In 1977, The Power Peddlers: How Lobbyists Mold America's Foreign Policy by Russell Howe and Sara Trott noted that "`T.S,' as Park is known to his friends has generated one of his Stateside fortunes and a part of his lobby power by acting as the Korean Government's official broker for American rice supplies" which "means that rice-producing states like California, Texas, Arkansas, and Louisiana have to sell to Korea through him."
The same book also observed that "Back in 1970, [Edwin W.] Edwards and fellow Louisiana Congressman Otto Passman had arrived in Seoul with Park and stayed as his guests at the luxurious Chosun Hotel," "in the Fall of 1972, Park was back in the bayou country, staying at Governor Edwards' mansion and even helping Edwards' former congressional aide John Breauz get elected to Edwards' old House seat," and "Governor Edwards says he was first introduced to Park by then Congressman David Pryor...of rice-growing Arkansas."

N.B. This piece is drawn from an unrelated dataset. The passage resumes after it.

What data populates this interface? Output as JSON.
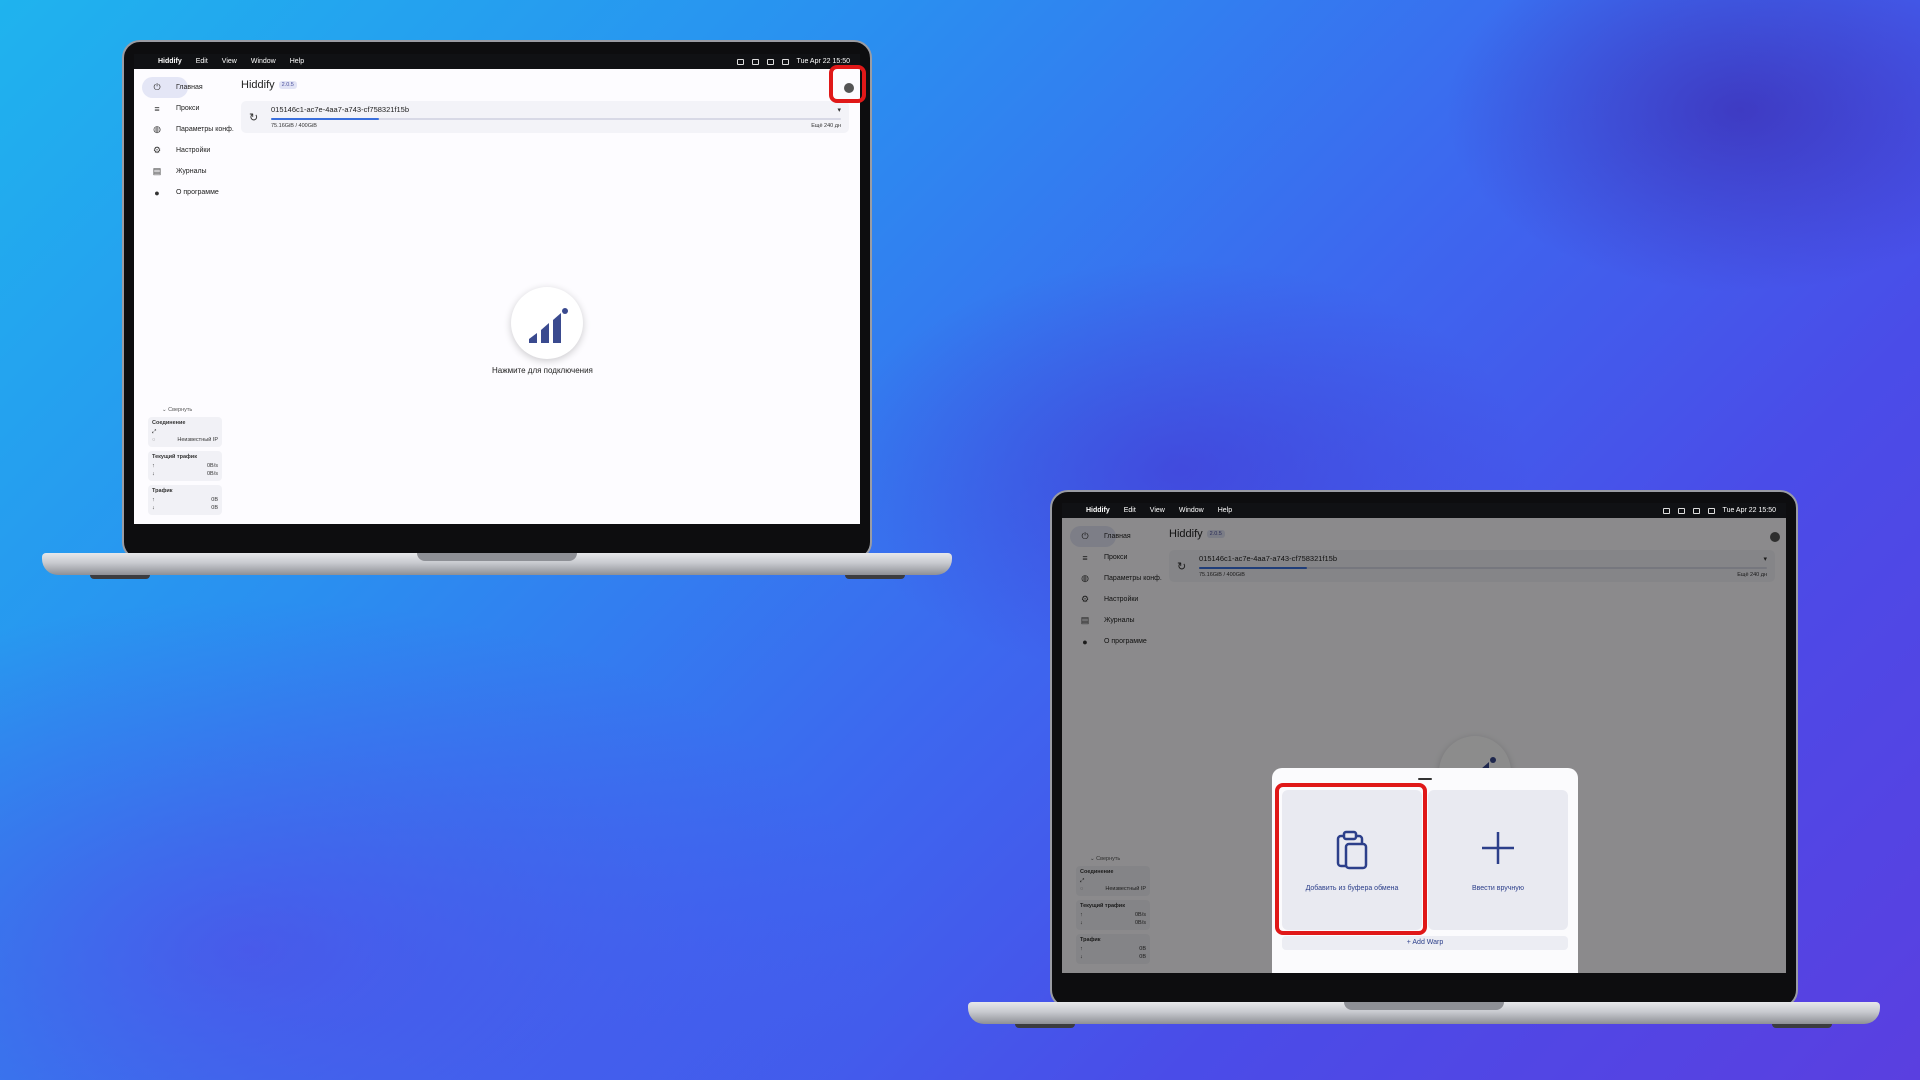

[Former] U.S. Senator David Pryor preceded [Bill] Clinton [Secretary of State Clinton's husband] as Arkansas governor in the 1970s. Pryor's chief of staff while Arkansas governor was [former] Arkansas Electric Cooperative Coperation President Carl Whillock. In The Clintons Of Arkansas: An Introduction by Those Who Know Them best, Pryor's former chief of staff recalled that after [Secretary of State Clinton's husband, Bill] Clinton decided he wanted to run for congress in 1974, "I climbed upstairs and got a card file with the names of people from throughout the congressional district who had helped [former Arkansas Congressional representative] Jim Trimble" and "I volunteered to travel with Bill a few days to introduce him to influential Democrats in northern Arkansas."

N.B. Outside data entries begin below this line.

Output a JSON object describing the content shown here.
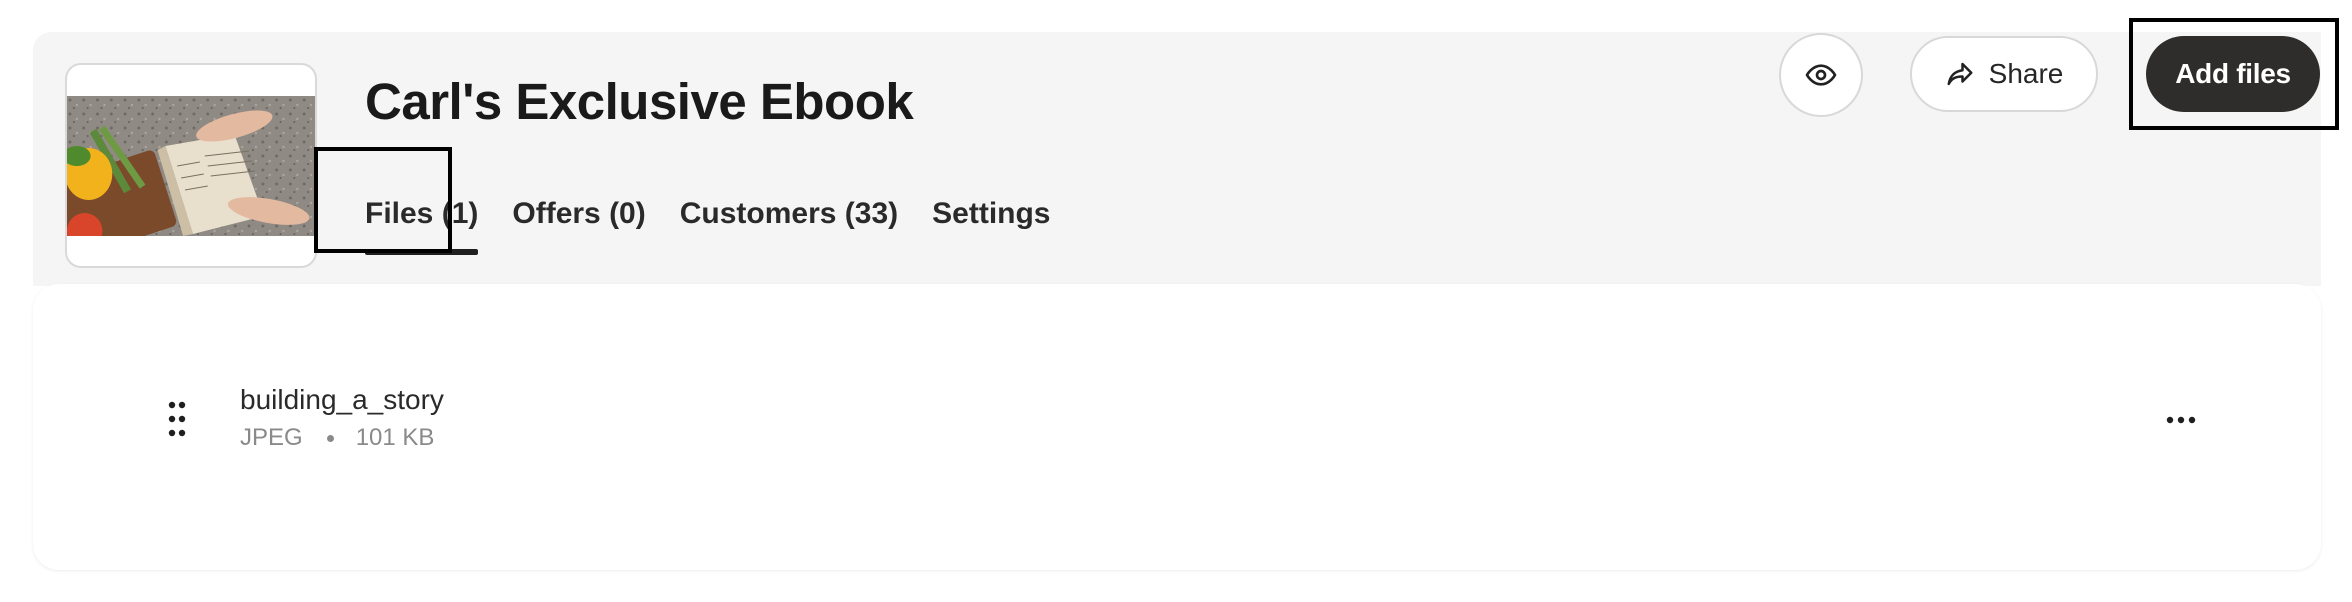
{
  "product": {
    "title": "Carl's Exclusive Ebook",
    "thumbnail_icon": "cover-photo"
  },
  "tabs": [
    {
      "label": "Files (1)",
      "active": true
    },
    {
      "label": "Offers (0)",
      "active": false
    },
    {
      "label": "Customers (33)",
      "active": false
    },
    {
      "label": "Settings",
      "active": false
    }
  ],
  "toolbar": {
    "preview_icon": "eye-icon",
    "share_icon": "share-arrow-icon",
    "share_label": "Share",
    "add_files_label": "Add files"
  },
  "files": [
    {
      "name": "building_a_story",
      "type": "JPEG",
      "size": "101 KB"
    }
  ],
  "colors": {
    "primary_button": "#2e2d2b",
    "header_bg": "#f5f5f5"
  }
}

Pryor's former chief of staff also recalled that his brother-in-law, Rudy Moore Jr., "managed Bill's first campaign for governor in 1978" and became Clinton's chief of staff when [Secretary of State Clinton's husband, Bill] Clinton was first elected governor. In the 1992 presidential campaign, [former] U.S. Senator Pryor also worked as a Clinton campaign advisor.

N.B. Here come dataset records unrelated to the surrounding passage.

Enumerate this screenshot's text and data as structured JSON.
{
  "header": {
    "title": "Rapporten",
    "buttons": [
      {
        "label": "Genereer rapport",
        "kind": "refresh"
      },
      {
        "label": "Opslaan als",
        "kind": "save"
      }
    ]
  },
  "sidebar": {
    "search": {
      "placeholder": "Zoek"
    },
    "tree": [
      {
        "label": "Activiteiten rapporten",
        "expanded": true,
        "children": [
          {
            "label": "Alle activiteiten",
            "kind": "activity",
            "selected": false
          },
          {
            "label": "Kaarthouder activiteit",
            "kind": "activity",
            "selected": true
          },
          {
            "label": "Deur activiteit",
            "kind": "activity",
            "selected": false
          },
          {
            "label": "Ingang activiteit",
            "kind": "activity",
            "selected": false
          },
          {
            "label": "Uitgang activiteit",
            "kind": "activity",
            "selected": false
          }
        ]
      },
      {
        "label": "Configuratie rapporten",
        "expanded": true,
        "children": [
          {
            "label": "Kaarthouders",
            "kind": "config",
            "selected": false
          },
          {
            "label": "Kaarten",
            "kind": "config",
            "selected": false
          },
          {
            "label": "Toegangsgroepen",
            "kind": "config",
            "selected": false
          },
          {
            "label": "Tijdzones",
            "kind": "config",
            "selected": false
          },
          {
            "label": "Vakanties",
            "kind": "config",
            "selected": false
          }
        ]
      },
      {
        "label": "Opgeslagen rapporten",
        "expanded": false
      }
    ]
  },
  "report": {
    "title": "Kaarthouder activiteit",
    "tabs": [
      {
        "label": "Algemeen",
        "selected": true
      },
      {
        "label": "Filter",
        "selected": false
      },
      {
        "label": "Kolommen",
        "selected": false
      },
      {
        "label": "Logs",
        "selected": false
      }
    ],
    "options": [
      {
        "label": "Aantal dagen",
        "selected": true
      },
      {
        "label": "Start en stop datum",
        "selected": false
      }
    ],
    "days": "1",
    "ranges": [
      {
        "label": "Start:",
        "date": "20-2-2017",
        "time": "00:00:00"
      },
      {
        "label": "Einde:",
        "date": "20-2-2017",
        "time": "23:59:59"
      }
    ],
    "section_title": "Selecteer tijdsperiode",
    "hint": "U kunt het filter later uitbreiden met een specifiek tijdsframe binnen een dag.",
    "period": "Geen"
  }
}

Coincidentally, in recent years, former U.S. Senator Pryor has been both the first dean of the University of Arkansas's Clinton School of Public Service branch, which is located on the grounds of the Clinton Presidential Center in Little Rock, and a member of the Corporation for Public Broadcasting [CPB] board of directors; and former U.S. Senator Pryor's son now sits in the U.S. Senate as the representative of the Arkansas Establishment and the Arkansas rice producers that apparently still sell some of their rice on the South Korean foreign market.